Das einleitende Referat („Gegen die historische Amnesie!“) hielt Dr. Peter Scherer, ehemals Leiter des Zentralarchivs beim Vorstand der IG Metall. Wie in seinem Grundsatzreferat auf dem letzen Bundeskongress der VVN-BdA vertrat er die These, dass derzeit eine dem Hitlerfaschismus vergleichbare Diktatur in Deutschland nicht zu erwarten sei (vgl. antifa Juli/August 2005 und die Diskussionsbeiträge in den letzten Ausgaben der antifa).

Die nachfolgende rege Diskussion und die Arbeit in den drei Arbeitsgruppen handelte noch einmal von der Bewertung des deutschen Faschismus und Neofaschismus und der Verbreitung rechtsextremer Einstellungen unter Gewerkschaftsmitgliedern vor dem Hintergrund einer neueren Studie und den notwendigen Handlungsperspektiven, den rechtlichen Rahmenbedingungen sowie den Erfahrungen und den bündnispolitischen Möglichkeiten bei der Verhinderung von Naziaufmärschen sowie der Bedeutung des Antifaschismus für die gewerkschaftliche Politik. An mehreren Stellen wurde deutlich, dass die Diskussionen oft an mangelnder begrifflicher Klarheit kranken. So war auch auf dieser Konferenz von „Rechtsextremismus“ wie von Neofaschismus die Rede. Auch Antisemitismus und Antizionismus fanden keine hinreichend klare Abgrenzung. Mehrmals wurde die Frage aufgeworfen, ob es angesichts der Einmaligkeit der Verbrechen an den europäischen Juden nicht eine Verharmlosung bedeute, wenn man den deutschen Faschismus in eine Reihe mit anderen faschistischen Regimes stelle. Scherer wandte dem gegenüber ein, dass das Entsetzen vor diesen Verbrechen nicht den Blick auf die gemeinsame Funktion aller faschistischen Bewegungen bei der internationalen Konterrevolution verstellen dürfe.
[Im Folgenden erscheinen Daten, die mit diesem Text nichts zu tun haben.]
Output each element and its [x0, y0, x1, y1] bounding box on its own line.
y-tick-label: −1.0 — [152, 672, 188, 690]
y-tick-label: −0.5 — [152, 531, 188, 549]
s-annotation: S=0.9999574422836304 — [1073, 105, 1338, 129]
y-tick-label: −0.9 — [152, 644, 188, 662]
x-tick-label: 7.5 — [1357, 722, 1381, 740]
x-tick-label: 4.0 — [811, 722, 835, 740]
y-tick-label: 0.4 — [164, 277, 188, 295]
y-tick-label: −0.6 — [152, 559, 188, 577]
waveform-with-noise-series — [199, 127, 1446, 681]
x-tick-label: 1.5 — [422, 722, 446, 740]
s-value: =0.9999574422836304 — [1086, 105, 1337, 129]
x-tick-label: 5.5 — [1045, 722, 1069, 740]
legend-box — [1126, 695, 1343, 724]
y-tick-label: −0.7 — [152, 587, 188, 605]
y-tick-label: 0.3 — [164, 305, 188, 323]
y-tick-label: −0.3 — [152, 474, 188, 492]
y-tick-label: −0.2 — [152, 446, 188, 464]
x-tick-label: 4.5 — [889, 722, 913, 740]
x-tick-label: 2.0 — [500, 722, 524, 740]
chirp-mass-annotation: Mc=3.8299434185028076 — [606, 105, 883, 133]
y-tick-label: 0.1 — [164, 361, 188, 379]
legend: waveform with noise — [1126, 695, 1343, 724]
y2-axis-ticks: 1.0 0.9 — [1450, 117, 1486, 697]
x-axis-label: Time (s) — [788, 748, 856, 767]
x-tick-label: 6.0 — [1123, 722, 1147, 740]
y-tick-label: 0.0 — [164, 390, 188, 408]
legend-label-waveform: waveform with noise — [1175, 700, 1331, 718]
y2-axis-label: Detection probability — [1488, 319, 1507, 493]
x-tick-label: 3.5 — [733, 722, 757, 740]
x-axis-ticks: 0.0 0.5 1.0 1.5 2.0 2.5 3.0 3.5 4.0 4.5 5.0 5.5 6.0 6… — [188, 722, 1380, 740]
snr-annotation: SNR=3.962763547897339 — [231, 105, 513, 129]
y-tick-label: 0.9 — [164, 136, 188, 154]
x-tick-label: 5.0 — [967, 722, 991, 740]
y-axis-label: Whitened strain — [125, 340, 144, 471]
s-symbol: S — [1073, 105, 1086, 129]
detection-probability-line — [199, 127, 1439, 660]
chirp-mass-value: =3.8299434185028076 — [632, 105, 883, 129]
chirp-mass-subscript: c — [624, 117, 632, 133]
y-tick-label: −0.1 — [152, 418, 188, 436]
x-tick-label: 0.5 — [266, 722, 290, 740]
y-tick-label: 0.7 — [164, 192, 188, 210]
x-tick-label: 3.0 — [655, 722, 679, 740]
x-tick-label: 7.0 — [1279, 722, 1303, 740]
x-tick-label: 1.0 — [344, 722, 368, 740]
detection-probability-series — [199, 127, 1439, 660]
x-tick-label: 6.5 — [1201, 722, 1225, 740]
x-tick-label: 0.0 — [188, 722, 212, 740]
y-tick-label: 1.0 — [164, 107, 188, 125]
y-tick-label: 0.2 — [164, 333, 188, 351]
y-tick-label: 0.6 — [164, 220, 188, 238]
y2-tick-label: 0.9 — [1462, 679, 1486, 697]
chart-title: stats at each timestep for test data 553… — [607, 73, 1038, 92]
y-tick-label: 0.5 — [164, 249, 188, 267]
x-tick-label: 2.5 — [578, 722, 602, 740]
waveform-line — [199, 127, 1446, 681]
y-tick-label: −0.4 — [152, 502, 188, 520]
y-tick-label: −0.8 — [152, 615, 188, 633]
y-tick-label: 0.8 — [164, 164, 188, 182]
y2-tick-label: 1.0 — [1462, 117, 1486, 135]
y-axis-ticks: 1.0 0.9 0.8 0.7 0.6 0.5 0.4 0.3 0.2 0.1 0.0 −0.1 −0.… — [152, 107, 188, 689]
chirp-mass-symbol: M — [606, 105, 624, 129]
Das wichtigste Fazit der Konferenz ist jedoch die Forderung, den Kampf gegen Faschismus und Krieg verstärkt und systematisch mit den Bewegungen für die Rechte und Interessen der arbeitenden Menschen zu verbinden.

rwk


Stiftung Lager Sandbostel

Ein aktueller Bericht (Februar 2006)

Das Stalag X B (Kriegsgefangenen-Mannschaftsstammlager B im Wehrkreis X) Sandbostel, eines der größten Gefangenenlager des NS-Staats im nordwestdeutschen Raum und Ort eines zweifachen Massensterbens unter sowjetischen Kriegsgefangenen im Winter 1941/42 und unter „evakuierten“ KZ-Häftlingen im April/Mai 1945, ist in den letzten beiden Jahren verstärkt in den Focus öffentlicher Aufmerksamkeit gelangt. Im Mittelpunkt standen dabei der Konflikt um die Errichtung einer Gedenkstätte auf dem historischen Lagergelände und die Frage, wie künftig mit den in ihrem Ensemblecharakter und in ihrer Vielgestaltigkeit einzigartigen Überresten eines Barackenlagers für Kriegsgefangene umgegangen werden soll.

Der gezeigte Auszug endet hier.